Ce « Geriadur liseou publick Breizh » est le résultat d’un travail collectif autour de l’historien Alain Croix. « Son processus d’élaboration a associé chercheurs, enseignants ou techniciens, chacun apportant ses connaissances, sa sensibilité et une partie de son histoire à cette somme collective ». Si ce dictionnaire reprend le modèle inauguré par Le dictionnaire des lycées publics de Pays de La Loire, paru en 2009 et dirigé par les mêmes auteurs, il vient combler les immenses vides bibliographiques du sujet. Car, alors que le lycée est une institution où on passe un temps non négligeable de son existence, il n’existe pas d’histoire des lycées et encore moins une histoire régionale. « Nous sommes donc très conscients que le présent ouvrage ne peut que proposer qu’une « histoire en construction », que les recherches futures – monographiques ou non – permettront, nous l’espérons en tout cas, d’enrichir fortement et rapidement. »

Cette vaste entreprise de mutualisation a permis de réserver une entrée du dictionnaire à chaque établissement. Sont ainsi présentés les éléments qui ont le plus marqué l’histoire de ces lieux (exemple : le Lycée Zola de Rennes où s’est tenu le procès en révision d’Alfred Dreyfus). L’architecture des lycées tient une place centrale dans ces notices.
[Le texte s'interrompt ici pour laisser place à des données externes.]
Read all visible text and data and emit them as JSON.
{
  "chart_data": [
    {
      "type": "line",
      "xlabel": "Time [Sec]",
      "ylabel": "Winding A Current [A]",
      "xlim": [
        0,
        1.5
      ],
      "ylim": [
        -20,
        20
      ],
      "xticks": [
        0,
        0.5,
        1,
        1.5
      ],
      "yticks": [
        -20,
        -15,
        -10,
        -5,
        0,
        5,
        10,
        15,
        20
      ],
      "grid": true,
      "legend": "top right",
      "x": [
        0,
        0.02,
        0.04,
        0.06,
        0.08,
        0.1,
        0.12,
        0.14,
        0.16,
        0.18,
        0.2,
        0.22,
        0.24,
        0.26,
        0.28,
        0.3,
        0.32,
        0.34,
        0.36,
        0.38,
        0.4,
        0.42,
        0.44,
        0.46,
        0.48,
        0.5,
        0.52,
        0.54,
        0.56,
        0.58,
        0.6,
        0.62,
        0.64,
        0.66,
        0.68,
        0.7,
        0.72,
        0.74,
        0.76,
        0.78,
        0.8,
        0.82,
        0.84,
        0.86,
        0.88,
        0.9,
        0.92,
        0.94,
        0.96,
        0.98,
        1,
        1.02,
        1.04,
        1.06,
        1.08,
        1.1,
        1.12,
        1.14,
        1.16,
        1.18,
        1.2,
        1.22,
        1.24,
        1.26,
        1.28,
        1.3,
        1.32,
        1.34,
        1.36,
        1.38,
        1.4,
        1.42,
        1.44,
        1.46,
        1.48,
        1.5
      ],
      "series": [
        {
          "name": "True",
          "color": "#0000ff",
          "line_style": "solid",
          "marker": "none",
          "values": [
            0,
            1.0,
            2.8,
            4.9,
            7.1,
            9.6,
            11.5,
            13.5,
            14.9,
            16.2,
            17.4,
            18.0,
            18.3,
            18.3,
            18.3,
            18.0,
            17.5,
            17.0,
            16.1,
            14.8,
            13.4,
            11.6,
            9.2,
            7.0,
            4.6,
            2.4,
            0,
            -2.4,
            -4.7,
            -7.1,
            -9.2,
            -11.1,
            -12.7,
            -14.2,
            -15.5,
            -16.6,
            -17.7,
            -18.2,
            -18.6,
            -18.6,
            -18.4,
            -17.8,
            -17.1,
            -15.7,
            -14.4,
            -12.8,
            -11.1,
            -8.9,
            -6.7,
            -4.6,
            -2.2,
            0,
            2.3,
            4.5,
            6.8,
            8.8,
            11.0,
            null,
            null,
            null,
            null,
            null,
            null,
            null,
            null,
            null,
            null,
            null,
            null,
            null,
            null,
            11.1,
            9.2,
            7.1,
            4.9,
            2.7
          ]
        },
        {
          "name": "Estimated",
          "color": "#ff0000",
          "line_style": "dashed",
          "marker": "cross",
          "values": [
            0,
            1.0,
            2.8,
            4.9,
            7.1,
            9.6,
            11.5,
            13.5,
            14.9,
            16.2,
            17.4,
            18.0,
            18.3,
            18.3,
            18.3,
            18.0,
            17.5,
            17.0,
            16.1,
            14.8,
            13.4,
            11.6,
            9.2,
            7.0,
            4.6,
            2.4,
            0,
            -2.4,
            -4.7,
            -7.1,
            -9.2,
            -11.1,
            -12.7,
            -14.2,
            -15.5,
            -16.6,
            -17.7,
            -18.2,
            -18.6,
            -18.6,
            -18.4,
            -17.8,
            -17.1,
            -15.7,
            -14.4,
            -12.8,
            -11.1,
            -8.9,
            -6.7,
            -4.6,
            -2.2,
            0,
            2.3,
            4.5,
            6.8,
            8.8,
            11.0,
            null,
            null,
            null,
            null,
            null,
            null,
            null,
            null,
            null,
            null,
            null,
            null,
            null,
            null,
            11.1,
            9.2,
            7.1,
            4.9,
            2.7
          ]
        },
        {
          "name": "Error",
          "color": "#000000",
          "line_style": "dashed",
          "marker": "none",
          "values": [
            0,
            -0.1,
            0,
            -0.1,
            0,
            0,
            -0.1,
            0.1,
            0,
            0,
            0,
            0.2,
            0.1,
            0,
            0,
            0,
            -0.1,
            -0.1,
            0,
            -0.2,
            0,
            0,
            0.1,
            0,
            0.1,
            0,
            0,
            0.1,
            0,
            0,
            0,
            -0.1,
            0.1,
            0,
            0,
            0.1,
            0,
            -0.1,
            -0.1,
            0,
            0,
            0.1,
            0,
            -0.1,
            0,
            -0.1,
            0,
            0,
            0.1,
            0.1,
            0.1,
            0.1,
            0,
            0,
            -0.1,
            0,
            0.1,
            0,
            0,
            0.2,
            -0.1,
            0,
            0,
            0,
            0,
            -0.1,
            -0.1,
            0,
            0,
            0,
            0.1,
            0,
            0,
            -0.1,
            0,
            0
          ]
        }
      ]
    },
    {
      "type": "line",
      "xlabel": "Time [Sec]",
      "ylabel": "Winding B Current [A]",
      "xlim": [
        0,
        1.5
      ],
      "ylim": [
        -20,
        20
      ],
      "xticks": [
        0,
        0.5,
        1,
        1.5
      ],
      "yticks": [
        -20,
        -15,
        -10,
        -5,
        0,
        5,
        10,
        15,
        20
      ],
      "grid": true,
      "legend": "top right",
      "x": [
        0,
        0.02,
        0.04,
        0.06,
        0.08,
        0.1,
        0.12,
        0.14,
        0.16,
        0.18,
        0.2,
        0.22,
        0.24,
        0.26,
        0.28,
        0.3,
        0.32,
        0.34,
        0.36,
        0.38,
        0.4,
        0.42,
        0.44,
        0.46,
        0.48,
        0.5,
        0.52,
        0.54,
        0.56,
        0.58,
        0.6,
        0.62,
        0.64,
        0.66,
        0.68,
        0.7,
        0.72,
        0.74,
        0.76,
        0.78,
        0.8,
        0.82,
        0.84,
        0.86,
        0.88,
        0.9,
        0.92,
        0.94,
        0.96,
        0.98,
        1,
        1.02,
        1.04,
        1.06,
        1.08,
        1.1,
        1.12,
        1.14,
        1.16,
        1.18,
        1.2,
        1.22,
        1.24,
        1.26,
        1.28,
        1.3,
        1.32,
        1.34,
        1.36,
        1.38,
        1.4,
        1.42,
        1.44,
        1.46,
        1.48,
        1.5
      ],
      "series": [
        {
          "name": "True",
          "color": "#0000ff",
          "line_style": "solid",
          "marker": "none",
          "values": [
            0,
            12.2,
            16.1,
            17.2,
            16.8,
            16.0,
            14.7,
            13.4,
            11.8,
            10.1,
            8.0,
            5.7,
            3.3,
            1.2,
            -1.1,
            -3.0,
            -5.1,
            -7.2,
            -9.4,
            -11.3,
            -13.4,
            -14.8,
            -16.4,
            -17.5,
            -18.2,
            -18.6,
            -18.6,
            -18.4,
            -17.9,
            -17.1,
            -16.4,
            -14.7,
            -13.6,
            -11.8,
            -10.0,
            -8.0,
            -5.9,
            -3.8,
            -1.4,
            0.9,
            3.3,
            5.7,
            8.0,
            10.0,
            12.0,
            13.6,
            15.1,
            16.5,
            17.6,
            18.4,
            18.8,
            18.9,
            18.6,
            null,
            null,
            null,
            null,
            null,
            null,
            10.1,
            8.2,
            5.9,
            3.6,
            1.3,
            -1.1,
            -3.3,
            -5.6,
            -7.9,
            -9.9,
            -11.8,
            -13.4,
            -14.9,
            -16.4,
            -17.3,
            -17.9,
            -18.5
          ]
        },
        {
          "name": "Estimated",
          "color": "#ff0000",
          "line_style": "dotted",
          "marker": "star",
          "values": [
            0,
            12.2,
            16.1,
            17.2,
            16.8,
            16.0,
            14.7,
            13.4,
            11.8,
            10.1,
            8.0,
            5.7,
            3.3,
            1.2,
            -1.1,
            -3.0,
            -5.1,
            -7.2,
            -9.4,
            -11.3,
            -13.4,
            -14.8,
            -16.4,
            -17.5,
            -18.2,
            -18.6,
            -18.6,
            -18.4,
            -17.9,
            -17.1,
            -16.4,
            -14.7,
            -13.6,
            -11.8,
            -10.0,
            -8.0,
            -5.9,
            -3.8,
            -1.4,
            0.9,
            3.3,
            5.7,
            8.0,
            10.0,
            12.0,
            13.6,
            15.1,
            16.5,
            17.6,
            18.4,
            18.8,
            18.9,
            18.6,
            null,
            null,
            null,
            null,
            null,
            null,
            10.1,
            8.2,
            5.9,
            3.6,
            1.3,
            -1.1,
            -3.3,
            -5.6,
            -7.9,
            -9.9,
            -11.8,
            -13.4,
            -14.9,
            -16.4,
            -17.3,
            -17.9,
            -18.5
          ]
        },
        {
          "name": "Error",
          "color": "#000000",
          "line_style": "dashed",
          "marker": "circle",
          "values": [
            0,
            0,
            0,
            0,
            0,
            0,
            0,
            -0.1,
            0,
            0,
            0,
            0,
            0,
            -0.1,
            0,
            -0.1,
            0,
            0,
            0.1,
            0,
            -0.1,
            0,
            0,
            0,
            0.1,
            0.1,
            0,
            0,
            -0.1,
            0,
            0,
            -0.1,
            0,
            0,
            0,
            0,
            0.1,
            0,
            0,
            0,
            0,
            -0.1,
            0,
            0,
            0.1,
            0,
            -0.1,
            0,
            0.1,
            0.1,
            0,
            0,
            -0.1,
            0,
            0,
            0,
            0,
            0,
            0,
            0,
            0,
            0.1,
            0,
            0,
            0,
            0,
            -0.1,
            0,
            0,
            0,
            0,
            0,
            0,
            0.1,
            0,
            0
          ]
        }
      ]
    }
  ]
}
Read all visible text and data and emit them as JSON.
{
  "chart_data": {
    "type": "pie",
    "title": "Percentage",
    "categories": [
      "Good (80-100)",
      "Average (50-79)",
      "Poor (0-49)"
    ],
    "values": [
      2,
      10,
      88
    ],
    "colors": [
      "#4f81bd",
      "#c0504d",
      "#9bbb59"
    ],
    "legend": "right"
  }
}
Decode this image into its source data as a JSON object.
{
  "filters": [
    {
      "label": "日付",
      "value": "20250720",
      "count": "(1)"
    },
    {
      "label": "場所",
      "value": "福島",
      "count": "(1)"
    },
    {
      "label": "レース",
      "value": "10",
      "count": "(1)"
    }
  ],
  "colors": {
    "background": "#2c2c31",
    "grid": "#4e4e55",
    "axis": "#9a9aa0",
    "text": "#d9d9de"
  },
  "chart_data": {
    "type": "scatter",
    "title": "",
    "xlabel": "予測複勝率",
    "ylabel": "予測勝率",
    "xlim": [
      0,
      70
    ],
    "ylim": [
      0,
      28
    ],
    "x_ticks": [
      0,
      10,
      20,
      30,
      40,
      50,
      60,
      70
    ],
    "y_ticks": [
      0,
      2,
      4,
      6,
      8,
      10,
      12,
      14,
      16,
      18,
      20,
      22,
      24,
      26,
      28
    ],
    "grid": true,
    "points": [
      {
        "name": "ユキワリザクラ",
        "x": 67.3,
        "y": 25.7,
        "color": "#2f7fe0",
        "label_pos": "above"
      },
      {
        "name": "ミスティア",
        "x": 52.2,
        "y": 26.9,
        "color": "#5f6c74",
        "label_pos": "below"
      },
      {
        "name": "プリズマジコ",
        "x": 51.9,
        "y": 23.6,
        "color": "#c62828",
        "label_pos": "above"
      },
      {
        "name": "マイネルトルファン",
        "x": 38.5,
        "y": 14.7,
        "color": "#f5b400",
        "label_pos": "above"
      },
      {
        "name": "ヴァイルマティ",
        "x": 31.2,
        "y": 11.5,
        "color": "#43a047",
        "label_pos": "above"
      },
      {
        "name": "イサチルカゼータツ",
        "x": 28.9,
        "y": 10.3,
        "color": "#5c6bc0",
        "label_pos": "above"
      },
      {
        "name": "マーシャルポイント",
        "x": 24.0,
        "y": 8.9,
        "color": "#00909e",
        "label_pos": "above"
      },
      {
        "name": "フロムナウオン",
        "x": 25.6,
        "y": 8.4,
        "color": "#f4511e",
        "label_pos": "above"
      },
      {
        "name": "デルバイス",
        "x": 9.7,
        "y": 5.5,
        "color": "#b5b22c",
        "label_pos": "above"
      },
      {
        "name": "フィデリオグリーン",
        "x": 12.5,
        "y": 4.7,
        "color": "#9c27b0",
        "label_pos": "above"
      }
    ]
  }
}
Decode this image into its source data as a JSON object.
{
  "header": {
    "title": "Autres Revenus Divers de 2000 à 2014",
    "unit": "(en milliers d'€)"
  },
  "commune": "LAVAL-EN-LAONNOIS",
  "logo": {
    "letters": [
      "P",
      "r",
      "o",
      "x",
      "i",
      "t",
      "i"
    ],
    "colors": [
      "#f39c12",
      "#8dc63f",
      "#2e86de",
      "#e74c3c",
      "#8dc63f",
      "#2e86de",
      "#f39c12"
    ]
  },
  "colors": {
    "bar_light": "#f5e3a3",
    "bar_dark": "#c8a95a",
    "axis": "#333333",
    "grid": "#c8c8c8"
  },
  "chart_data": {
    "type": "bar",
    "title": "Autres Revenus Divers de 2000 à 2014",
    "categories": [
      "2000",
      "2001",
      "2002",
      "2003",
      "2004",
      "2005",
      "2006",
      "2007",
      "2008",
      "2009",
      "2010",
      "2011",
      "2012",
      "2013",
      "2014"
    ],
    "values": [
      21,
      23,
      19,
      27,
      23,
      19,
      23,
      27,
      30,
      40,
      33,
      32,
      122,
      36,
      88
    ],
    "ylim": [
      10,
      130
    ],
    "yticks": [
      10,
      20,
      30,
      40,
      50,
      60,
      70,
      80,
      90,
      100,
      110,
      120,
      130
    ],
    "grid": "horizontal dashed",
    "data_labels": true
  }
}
Le feuilletage du dictionnaire permet de voir la variété architecturale de ce patrimoine : entre reconversion de bâtiments religieux (Lycée Chaptal de Quimper installé dans un ancien séminaire) et architecture fonctionnaliste à la Le Corbusier (Lycée Le Dantec de Lannion) sans compter les aménagements contemporains laissant place à la lumière (Lycée du Thépot à Quimper et sa monumentale tour de verre) ou qui répondent aux exigences du développement durable (Lycée Saint-Aubin portant le label « Eco-Ecole »). Le patrimoine artistique est un élément constitutif des lycées comme en témoignent les nombreuses photographies du dictionnaire présentant des fresques lycéennes. Le Un pour cent se voit réserver un article. Mis en place dans le cadre de la crise des années 1930, cette aide de l’Etat aux artistes a permis de faire entrer les œuvres d’art dans les établissements d’enseignement : sculptures monumentales, fresques. Toutefois, ces œuvres n’ont pas toujours la place qu’elles devraient avoir. Face aux besoins logistiques des lycées, elles sont souvent oubliées (voir l’exemple des panneaux de céramique réalisés à partir des cartons du graphiste Maurès sont aujourd’hui cachés par une muraille de casiers pour élèves, lycée non identifié). Nombreuses aussi sont les sculptures transformées par les élèves en lieux de rassemblement ou en bancs.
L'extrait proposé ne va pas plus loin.